DocGo, EmblemHealth partner for patient care after hospitalization

Telehealth and medical transportation company DocGo announced it is partnering with New York-based not-for-profit health insurer EmblemHealth to provide patients with in-home services, such as transitional care management, following discharge from the hospital. 

Emblem and DocGo will work closely to offer New York and Connecticut-based patients access to A1C screenings, colorectal cancer screenings, bone density tests, diabetic retinal eye exams and blood pressure control support through a value-based model. 

The partnership marks DocGo’s launch into the Connecticut market. 

“Along with partners like EmblemHealth, DocGo is leading the proactive care revolution with a nimble, technology-powered approach that brings care to patients on their terms,” Anthony Capone, CEO of DocGo, said in a statement. “We fill in gaps to provide faster, better, more comprehensive mobile health care solutions to traditionally underserved populations. Home-based health care has been shown to reduce hospital admissions and readmissions, lower rates of infection, and improve quality of life, and DocGo is proud to make this care more accessible and support long-term patient health.”

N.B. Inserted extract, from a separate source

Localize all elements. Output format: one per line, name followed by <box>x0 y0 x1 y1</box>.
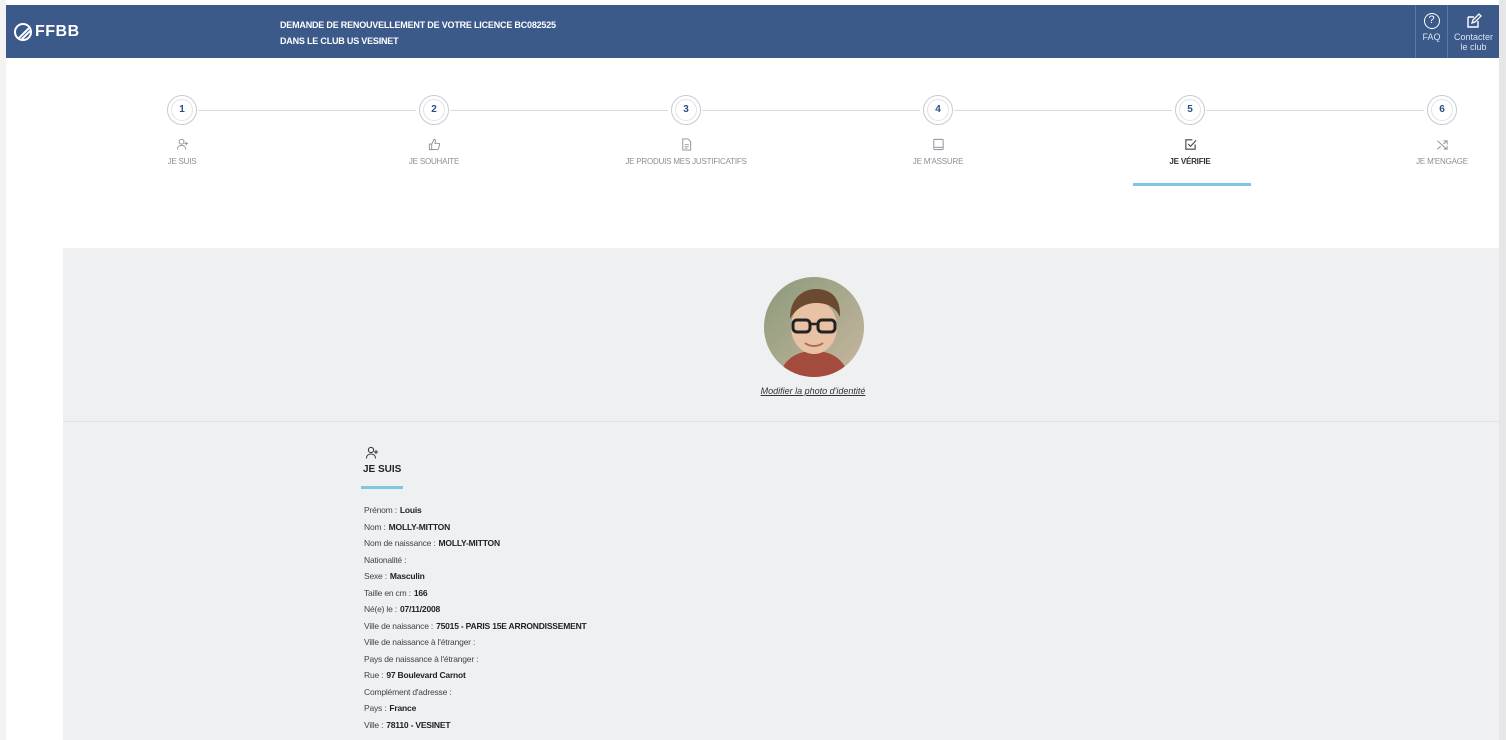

Last week, DocGo came under fire from Albany County, New York, officials for allegedly failing to live up to the $432 million contract that New York City awarded the company in early May to provide healthcare and essential services to migrants.

The allegations, first reported by The New York Times, pertain to the influx of migrants to New York City and a no-bid contract awarded to DocGo to aid in providing the asylum seekers with housing and services such as food, medical care, transportation, case management, security and lodging. 

According to authorities in Albany, DocGo allegedly failed to provide the services per the terms of its contract, did not deliver food to the asylum seekers or provided spoiled food, and lacked proper communication to sufficiently coordinate with local officials and agencies to ensure the adequate care of migrants.

The company told MobiHealthNews that if the assertions were factual, this was “unacceptable,” and it assembled a team to look into the claims. It said if the allegations are found to be accurate, the company “will take actions to ensure they do not occur again.”

DocGo recently reported its 2023 second-quarter earnings, revealing a total revenue of $125.5 million, up from $109.5 million in the same period last year. It noted that as of June 30 its total cash and cash equivalents equaled $123.8 million, that it holds no material debt and that it maintains a $90 million line of credit.

The company increased its 2023 revenue guidance to $540-$550 million and adjusted its EBITDA to $48-$53 million.